No pocos autócratas han puesto al covid-19 a
su servicio. Maduro, quien tomó medidas a tiempo en medio del
desastre en que ha convertido a los hospitales de su país, utilizó
la pasividad de las calles - y por cierto
las provocaciones inútiles de una
oposición que le exige renunciar sin tener ningún medio para
lograrlo - para aumentar el número de detenciones por motivos políticos. El régimen polaco, sin consultar a ningún gobierno
europeo, decidió posponer las elecciones por dos años.
Y el inefable Orban,
clausuró (léase clausuró, no suspendió) al parlamento húngaro
asumiendo pleno control sobre todos
los aparatos informativos, ante el aplauso
de los anti-demócratas del nacional populismo europeo, Santiago
Abascal a la cabeza. Bajo esos gobiernos, las cifras de contagiados y
muertos serán de ahora en adelante las
que decida cada autócrata o dictador. Si es que alguno necesita
aumentar la tensión pública para intensificar el grado de represión,
estas serán
altas. Si en cambio necesitan mostrarse como exitosos, serán bajas.

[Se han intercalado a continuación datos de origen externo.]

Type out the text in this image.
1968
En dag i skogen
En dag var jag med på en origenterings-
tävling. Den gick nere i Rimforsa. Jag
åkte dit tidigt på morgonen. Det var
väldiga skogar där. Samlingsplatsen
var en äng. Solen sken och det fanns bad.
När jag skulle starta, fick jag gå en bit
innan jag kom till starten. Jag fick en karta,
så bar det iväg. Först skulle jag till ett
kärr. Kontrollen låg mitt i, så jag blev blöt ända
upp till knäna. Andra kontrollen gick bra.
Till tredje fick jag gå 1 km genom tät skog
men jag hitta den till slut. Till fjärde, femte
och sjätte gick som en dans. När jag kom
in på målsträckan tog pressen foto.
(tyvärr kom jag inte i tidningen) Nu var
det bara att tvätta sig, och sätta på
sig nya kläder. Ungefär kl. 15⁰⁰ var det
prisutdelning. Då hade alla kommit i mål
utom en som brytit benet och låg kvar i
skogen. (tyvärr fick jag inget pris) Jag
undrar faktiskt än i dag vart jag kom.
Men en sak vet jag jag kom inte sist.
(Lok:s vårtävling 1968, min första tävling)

En ese sentido, hay gobiernos que no se
diferencian de las personas neuróticas. Mientras hay maximalistas
que elevan la dimensión de la crisis, hay minimalistas que la reducen e incluso ignoran.
Estos últimos son los que están más muertos de miedo.
Tragedias
colectivas y globales como la que representa la expansión del
covid-19 tienen como efecto evidenciar lo mejor y lo peor de la
condición humana. En tanto la política es inherente a esa
condición, el covid-19 ha expuesto, como si fuera una radiografía
global, las predisposiciones patológicas que anidan en diversos
gobiernos de la tierra. Así como muchos de ellos han mostrado
mesura, diligencia y sensibilidad (en América Latina hay varios) hay
otros que han desnudado sus ineptitudes, su demagogia, su
irresponsabilidad, y no por último, su bajísimo grado de civilidad.
En
diversas latitudes la crisis pandémica amenaza con convertirse en
crisis de gobernabilidad. Por si fuera poco. Mondo cane.